De longe a atração brasileira mais conhecida participando do SXSW, as meninas de Araguaína, encantaram com a delicadeza de suas vozes e melodias se apresentando no mesmo altar em que Billie Eilish se apresentou na edição de 2018 do Festival. A acústica e grandiosidade da Igreja só emprestou à apresentação um pouco mais daquela solenidade que faz um salão inteiro ficar em silêncio pra ouvir o sussurro de alguém. No público, muitos brasileiros, a julgar pela reação aos bem humorados comentários em português das artistas, sempre muito simpáticas e se mostrando maravilhadas com a experiência toda. Por outro lado, este é outro daqueles casos em que a música transcende e língua então acho que o público não-falante de português também levou uma sensação bem boa dali.

Já era mais de 23h quando saímos da Igreja, um tanto cansados, não só pelo dia de atividades mas pela semana toda e um pouco mais. A exaustão vai chegando devagarinho e se acumulando um pouco mais a cada dia e de repente você começa a pensar em coisas simples, como cama, banho, janta, com um carinho bem especial. Mas rendição é uma palavra que não existe no nosso vocabulário e precisávamos terminar a cobertura musical em grande estilo. Depois de uma parada estratégica na base de operações colocamos o pé na rua de volta em direção à mesma boa e velha East Austin, agora sem sol escaldante da cabeça mas com um belo de um vento gelado lambendo nossos rostos.

Nosso objetivo era conferir um show que eu já queria ver há um bom tempo, o da Surfbort, banda punk de Nova York mas também meio que baseada em Los Angeles, com uma vocalista das mais carismáticas e um show que é pé no acelerador o tempo todo. Chegamos no bar chamado Hotel Vegas (que, por sinal se tornou outro dos meus locais favoritos daqui), mais precisamente no palco ao ar livre, o Hotel Vegas Patio, e o show já estava começando.

A apreciação do show dessa vez foi um pouco diferente porque nosso arranjo tradicional não funcionaria. Geralmente meu irmão e parceiro Rafael Beck se posiciona no pit em frente ao palco armado de seu infalível harness de couro com duas poderosas Nikon penduradas, e eu só acho um lugar confortável, se possível, pra curtir o show e faço algumas fotos na posição de fotógrafo secundário.

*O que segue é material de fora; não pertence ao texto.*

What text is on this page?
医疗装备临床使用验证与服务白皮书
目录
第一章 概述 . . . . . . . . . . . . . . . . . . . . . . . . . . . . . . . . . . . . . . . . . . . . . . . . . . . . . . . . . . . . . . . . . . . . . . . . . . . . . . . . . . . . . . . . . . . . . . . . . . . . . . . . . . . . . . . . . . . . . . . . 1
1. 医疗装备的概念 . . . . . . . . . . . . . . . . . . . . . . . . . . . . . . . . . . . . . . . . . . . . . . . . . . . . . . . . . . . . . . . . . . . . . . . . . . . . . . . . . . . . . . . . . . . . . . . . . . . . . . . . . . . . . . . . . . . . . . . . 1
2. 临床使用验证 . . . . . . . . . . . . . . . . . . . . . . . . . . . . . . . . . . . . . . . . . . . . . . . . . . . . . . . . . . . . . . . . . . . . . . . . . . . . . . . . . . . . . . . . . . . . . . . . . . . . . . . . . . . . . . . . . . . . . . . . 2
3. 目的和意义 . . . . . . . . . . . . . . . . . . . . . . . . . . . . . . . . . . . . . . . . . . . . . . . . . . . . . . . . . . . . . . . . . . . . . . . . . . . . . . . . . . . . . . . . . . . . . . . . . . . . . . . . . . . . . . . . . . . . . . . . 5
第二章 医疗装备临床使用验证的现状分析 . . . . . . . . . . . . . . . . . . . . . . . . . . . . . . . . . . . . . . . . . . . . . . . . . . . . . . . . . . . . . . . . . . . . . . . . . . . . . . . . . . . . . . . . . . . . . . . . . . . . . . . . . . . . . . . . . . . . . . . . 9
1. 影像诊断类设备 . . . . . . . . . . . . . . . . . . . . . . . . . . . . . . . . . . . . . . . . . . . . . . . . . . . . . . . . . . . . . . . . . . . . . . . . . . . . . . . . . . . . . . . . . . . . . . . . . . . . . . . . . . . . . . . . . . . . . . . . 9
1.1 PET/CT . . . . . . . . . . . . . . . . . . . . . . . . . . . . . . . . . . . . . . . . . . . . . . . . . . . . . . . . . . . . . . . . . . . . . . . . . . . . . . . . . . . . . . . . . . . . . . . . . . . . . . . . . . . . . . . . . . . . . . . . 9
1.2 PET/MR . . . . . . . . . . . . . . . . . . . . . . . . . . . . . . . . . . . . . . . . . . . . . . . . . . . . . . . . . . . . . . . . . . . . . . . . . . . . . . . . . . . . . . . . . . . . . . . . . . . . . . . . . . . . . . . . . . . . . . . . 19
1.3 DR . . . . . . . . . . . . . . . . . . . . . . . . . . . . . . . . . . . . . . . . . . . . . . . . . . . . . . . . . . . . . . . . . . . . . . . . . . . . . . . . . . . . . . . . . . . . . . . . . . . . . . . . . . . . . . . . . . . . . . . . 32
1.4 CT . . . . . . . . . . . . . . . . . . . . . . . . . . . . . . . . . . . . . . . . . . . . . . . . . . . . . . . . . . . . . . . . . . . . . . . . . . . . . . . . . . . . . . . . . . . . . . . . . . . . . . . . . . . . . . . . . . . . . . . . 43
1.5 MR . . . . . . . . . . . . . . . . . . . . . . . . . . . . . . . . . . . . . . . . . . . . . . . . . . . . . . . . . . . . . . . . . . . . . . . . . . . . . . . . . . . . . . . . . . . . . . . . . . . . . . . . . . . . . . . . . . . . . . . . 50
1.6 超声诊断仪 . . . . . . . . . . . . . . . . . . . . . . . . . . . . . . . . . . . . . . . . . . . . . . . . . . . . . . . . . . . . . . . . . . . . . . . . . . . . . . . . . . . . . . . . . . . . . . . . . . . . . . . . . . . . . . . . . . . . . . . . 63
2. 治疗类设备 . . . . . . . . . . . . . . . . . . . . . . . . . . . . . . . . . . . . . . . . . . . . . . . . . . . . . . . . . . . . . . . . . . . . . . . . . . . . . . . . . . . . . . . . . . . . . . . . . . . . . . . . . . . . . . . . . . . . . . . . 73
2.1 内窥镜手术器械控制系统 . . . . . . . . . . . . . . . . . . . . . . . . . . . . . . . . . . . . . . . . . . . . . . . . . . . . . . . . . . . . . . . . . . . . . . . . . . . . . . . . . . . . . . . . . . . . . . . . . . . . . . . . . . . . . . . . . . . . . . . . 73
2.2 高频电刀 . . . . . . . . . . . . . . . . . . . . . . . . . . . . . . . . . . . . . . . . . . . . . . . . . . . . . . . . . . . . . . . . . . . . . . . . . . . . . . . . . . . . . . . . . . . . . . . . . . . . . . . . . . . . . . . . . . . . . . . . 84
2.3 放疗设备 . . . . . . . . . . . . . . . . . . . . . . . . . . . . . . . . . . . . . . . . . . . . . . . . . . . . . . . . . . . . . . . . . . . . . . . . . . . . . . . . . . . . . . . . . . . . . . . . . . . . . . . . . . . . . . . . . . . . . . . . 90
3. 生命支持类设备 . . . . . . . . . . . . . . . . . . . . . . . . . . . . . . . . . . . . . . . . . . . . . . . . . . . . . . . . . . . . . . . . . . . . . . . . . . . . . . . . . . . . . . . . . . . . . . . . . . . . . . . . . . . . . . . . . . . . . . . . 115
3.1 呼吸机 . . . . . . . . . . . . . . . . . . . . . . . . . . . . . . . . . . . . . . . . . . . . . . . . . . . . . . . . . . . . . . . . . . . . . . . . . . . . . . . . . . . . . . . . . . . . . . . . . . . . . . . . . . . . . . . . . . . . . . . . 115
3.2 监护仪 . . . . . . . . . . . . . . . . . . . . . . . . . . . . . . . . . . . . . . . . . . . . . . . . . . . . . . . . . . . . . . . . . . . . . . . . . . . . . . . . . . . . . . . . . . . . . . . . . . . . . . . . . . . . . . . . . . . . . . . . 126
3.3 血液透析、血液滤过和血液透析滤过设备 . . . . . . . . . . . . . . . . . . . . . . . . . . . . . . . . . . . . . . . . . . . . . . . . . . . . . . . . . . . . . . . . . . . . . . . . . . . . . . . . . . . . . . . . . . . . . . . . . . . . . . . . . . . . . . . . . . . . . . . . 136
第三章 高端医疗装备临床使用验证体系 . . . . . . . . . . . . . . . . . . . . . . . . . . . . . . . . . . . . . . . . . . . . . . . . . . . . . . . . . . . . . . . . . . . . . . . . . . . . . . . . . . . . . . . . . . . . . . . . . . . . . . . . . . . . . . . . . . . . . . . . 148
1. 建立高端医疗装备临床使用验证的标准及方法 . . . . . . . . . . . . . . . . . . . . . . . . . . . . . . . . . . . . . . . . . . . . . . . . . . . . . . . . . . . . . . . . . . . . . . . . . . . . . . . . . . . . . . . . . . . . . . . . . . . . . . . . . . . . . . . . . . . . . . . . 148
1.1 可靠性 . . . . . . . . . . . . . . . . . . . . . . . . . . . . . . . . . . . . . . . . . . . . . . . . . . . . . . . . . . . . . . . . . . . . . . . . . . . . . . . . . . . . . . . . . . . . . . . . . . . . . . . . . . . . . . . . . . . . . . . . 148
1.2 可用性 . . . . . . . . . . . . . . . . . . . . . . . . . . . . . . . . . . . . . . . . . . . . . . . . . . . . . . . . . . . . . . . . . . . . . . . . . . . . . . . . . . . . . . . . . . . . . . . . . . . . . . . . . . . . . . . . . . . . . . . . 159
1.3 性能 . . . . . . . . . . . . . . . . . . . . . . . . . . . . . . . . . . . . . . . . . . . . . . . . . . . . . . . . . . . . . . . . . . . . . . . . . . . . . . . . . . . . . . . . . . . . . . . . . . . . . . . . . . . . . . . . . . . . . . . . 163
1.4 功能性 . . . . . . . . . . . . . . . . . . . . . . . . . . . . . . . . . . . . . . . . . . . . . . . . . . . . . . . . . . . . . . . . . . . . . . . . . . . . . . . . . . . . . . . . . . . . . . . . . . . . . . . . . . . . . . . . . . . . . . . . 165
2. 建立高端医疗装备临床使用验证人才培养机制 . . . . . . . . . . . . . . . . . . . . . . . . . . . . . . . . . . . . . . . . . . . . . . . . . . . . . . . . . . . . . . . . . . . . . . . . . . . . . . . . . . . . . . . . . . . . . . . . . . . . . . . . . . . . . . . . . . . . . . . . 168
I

Dessa vez, no entanto, por conta da minha vontade de conferir de perto esse show e da minha vantagem em estatura, enrolei a alça da câmera na mão e entrei na roda punk, enquanto o Rafa pôde curtir de uma distância segura. O quê dizer? Divertido não descreve completamente. Foi catártico, um momento dionisíaco de curtição pura e ao mesmo tempo de trabalho extremamente proveitoso.

Tomei banho de cerveja e em um dado momento um cara passou voando por cima de mim, mas fiz umas fotos bem legais, deixando o dedo solto e disparando com o flash direto na galera do mosh pit e mesmo bem na cara da vocalista Dani Miller (até porque nesse show as regras da boa etiqueta fotográfica podiam ser dobradas ou mesmo quebradas). Ainda trocamos uma ideia depois do show com essa frontwoman que não só tem uma presença de palco única mas também uma voz surpreendentemente aveludada para quem canta o tipo de música que ela canta. Definitivamente um baita encerramento para a nossa cobertura musical.

Em breve um texto resumindo toda a nossa experiência por aqui e possivelmente mais alguns escritos aprofundando algumas coisas legais que pudemos apreciar. Até!